Background Osteoarthritis (OA) is characterized by the progressive loss of cartilage structural extracellular matrix (ECM) components, mainly collagenous and non-collagenous proteins. The release of these proteins from the tissue can vary according to the stage of the disease. Characterization of molecular differences between cartilage subtypes will provide a background for a better understanding of OA onset and progression.
Objectives The aim of this study was to perform a quantitative proteomics approach to identify and quantify those proteins released from normal (N) and OA human articular cartilages.

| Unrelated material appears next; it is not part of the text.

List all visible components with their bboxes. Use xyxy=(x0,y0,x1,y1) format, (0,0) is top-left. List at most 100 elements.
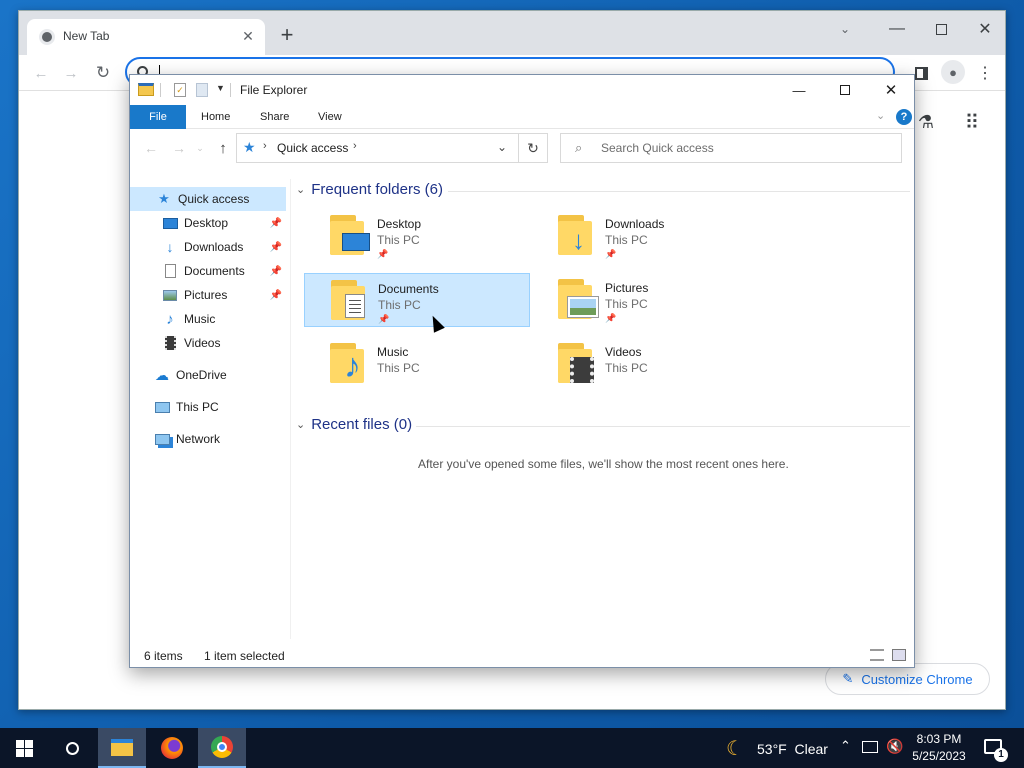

Methods Tissue explants were obtained from the dissection of 4 N and 4 OA cartilages, both from femoral heads and tibial condyles. Among the OA samples, we differentiated the wounded zones (WZ) from those corresponding to the area adjacent to the lesion, or unwounded zones (UZ). The study was approved by the local ethical committee. Cartilage shavings from each donor were cut into 6 mm discs and five discs/donor were placed into 96-well plates and incubated during 6 days (37°C/5% CO2). The conditioned media from each condition were collected and their proteins were digested with trypsin. Each peptide mixture was labelled with different isobaric tags using the iTRAQ reagents (ABSciex). Then, labelled peptides of the different conditions were mixed, desalted and separated by liquid chromatography (LC). The resulting fractions were grouped and resolved by reversed-phase nano-LC coupled to mass spectrometry (MS). The identification and relative quantification of the proteins was carried out with Protein Pilot 3.0 software.
Results Globally we were able to identify 402 proteins released from the cartilage explants. Measurement of the different iTRAQ tags intensities allowed the relative quantification of almost all of them (n=390). After statistical analysis we found 104 secreted proteins showing differences in abundance (0.8≤ ratio ≥1.2, p ≤0.05) between the different OA zones (WZ and UZ) and N samples. We classified them into 3 sets of proteins: a first group of 11 proteins modulated specifically in UZ sample; a second group of 38 proteins altered only in WZ samples, and finally a third group of 55 proteins modified in both OA zones. Proteins increased in UZ samples are classified as early OA biomarkers, while proteins increased only in WZ samples are defined as late OA biomarkers. Proteins showing a gradual increase among OA samples are indicated as progression biomarkers. Although some of these proteins had a previously reported putative biomarker value for OA, most of them are novel candidates of the disease onset (the first group) and progression (the second and third groups). Interestingly, when we compared these results with those obtained from cartilage tissue extracts we found that most of the proteins increased in OA cartilage secretomes (like HPLN1, TENA, and BIGH3) are decreased in cartilage proteomes and viceversa. Furthermore, some of these modulations confirmed the results obtained in OA serum in a previous work by our group (e.g. APOE, C3, and HPT).
Conclusions We describe a novel panel of cartilage secreted proteins with potential biomarker value. This panel is now being explored in biological fluids (synovial fluid and serum) for the development of early diagnosis and/or anti-OA therapy monitoring strategies.